What does happen if you call makeRequest twice:
First call of makeRequest assigns m_reply pointer.
Second call of makeRequest assigns m_reply pointer second time (replacing assigned pointer but not deleting pointed object)
Second request finishes before first, so processReply is called. deleteLater is queued at second
Somewhere in eventloop second reply is deleted, so from now m_reply pointer is pointing at some random (deleted) memory.
First reply finishes, so another processReply is called, but it operates on m_reply that is pointing a garbage, so every call at m_reply produces crash.
It is one of possible scenarios. That's why you don't get crash every time.

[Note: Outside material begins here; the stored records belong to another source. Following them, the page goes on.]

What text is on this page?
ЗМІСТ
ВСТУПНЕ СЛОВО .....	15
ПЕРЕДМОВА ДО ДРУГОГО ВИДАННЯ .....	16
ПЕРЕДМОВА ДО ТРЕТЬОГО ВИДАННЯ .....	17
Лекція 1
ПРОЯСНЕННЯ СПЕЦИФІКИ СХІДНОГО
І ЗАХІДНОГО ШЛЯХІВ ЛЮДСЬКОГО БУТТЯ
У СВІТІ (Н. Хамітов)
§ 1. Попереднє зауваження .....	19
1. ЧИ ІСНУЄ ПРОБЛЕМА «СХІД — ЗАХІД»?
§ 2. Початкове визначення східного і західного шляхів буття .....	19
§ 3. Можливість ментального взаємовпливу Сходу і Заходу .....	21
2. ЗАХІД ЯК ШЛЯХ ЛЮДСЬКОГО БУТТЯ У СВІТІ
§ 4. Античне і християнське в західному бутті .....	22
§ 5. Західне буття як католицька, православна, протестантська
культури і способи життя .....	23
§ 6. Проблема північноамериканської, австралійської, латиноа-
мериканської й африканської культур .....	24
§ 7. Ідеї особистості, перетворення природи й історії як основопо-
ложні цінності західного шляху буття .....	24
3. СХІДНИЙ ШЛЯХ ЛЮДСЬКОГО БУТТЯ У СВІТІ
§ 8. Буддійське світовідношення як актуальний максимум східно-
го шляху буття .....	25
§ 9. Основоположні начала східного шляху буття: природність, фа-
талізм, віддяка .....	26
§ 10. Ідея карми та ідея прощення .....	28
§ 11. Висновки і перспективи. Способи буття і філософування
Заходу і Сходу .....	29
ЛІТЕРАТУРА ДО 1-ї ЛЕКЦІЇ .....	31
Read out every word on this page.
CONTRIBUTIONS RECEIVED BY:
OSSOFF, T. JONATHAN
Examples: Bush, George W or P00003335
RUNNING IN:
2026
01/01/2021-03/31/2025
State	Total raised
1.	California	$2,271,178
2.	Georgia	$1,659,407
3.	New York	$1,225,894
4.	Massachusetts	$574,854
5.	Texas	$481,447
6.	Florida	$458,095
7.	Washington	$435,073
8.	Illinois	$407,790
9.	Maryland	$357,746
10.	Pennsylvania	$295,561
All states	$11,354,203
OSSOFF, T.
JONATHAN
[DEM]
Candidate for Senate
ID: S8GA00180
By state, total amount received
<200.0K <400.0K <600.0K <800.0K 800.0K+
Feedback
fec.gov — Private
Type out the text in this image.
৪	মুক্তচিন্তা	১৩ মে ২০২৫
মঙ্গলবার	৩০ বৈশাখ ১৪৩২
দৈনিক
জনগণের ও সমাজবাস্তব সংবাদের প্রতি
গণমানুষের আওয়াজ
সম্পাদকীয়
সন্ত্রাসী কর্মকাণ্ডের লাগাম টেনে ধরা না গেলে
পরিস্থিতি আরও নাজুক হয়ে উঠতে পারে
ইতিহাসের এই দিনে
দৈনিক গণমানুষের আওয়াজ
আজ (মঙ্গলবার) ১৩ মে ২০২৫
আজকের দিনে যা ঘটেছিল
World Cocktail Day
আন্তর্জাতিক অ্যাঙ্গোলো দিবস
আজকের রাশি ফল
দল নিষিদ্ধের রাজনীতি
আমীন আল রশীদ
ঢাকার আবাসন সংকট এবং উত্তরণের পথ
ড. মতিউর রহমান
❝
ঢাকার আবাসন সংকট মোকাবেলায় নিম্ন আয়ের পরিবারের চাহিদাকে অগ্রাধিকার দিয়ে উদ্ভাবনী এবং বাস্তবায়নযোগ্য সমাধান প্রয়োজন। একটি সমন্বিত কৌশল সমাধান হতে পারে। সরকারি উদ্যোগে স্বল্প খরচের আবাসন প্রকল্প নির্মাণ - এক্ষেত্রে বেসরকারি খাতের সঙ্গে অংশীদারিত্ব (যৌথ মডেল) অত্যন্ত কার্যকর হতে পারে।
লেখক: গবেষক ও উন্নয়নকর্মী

I'm not sure why do you call exit(0) at reply finish. It's also incorrect here if you use more then one call of makeRequest. Remember that QThread is interface to a single thread, not thread pool. So you can't call start() second time on thread instance when it is still running. Also if you're creating network access manager in entry point run() you should delete it in same place after exec(). Remember that exec() is blocking, so your objects won't be deleted before your thread exits.